陈垣这本书著成于1941年,晚《长春道教源流》六十余年。篇幅不大,约为《长春道教源流》的一半,讲了全真、大道、太一三个教门(请注意,都是被耶律楚材列为“老氏之邪”的),以全真为主。看得出来,在对王重阳的看法上,陈垣受了点陈铭珪的影响。但他没有苟同陈铭珪的“有宋之忠义”说,而是把王重阳归入“汴宋遗民”,并称王重阳为“逸民”,称初兴的全真道“不过‘苟全性命于乱世,不求闻达于诸侯’之一隐修会而已”。 “忠义”不合王重阳的情况,“遗民”、“逸民”、“隐修会”就合乎王重阳及初期全真道的情况吗?我们先从“遗民”说起。

陈垣在书序的开端就说:

右三篇四卷廿三章,都七万余言,述全真、大道、太一三教在金元时事。系之南宋初,何也?曰三教祖皆生于北宋,而创教于宋南渡后,义不仕金,系之以宋,从其志也。靖康之乱,河北黉舍为墟,士流星散,残留者或竟为新朝利用,三教祖乃别树新义,聚徒训众,非力不食,……固汴宋遗民也。
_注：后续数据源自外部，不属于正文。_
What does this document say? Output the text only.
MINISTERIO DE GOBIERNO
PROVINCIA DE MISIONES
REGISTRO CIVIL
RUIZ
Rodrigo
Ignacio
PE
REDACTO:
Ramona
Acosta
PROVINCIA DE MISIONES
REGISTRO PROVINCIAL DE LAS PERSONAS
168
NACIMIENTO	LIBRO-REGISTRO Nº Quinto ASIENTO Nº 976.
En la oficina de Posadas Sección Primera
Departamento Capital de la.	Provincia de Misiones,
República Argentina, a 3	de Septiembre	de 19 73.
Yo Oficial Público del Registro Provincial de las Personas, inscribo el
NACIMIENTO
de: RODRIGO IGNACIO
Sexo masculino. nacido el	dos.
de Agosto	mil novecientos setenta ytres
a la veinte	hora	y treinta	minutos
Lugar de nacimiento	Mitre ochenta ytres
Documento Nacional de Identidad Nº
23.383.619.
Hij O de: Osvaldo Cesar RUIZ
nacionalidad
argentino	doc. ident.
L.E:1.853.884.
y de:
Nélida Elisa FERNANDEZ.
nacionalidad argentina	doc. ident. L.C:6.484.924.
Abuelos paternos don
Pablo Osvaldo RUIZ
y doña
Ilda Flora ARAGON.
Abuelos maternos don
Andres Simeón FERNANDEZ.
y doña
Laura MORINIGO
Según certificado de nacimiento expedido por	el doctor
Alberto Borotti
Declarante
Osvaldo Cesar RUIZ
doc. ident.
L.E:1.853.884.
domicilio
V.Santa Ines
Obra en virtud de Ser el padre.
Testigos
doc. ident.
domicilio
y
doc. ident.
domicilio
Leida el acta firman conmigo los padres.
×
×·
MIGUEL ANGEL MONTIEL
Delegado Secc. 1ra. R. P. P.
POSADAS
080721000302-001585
“遗民”一词有多义,现今通用的《汉语大词典》“遗民”条列出释义六种,其中第二义项为“改朝换代后不仕新朝的人”。显然,陈垣是在这个含义上使用“遗民”一词的。但使用这个词的人都明白,“不仕新朝”指的是本人立志不仕,绝不包括愿仕新朝而未遂的人。因此,“汴宋遗民”是否适用于王重阳,要看他早年应的是哪朝的科举。只要王重阳应的是刘豫或金朝的科举,则从他报名应试之日起,就丧失了“汴宋遗民”的资格。我想,这个道理在陈垣那里也是不言自明的。陈垣信了陈铭珪的王重阳应北宋科举之说,故而列王重阳为“汴宋遗民”。假如当年有人作出郭旃、郑素春那样的辨析,我相信,陈垣看了自会另作考虑。“遗民”一词本身不会给今天的研究者造成困惑,造成困惑的是陈垣给“遗民”追加的许多属性。

陈垣在书中引了徐琰《郝宗师道行碑》的一大段话(这段话本文第七章已全部引出),接着便说:

全真不尚符箓烧炼,而以忍耻含垢苦己利人为宗,此遗民态度也。谓其合于老庄,殆遁而之老庄耳。

这段话引起我下列一串疑问:

第一,尚不尚符箓烧炼是宗教信仰问题,仕不仕新朝是政治态度问题,两者没有内在的关联,为甚么要把不尚符箓烧炼说成是遗民态度?南宋灭亡后江南颇有一些遗民遁入天师道和茅山宗,这两个教派都尚符箓烧炼,是否遁入其门者都不算遗民?何况如今我们已知,全真道并非不搞符箓。

第二,陈垣是把全真、大道、太一三教教祖都看作遗民的。既然他认为“全真不尚符箓烧炼”是遗民态度,就应该一以贯之,用同样的标准来衡量大道、太一两教。可是,他又明确指出:“太一与全真、大道殊异者,全真、大道不尚符箓,而太一特以符箓名,盖以老氏之学修身,以巫祝之术御世者也。” 这样说来,尚不尚符箓与是不是遗民又是不相干的。陈垣不知不觉间陷入自相矛盾的境地。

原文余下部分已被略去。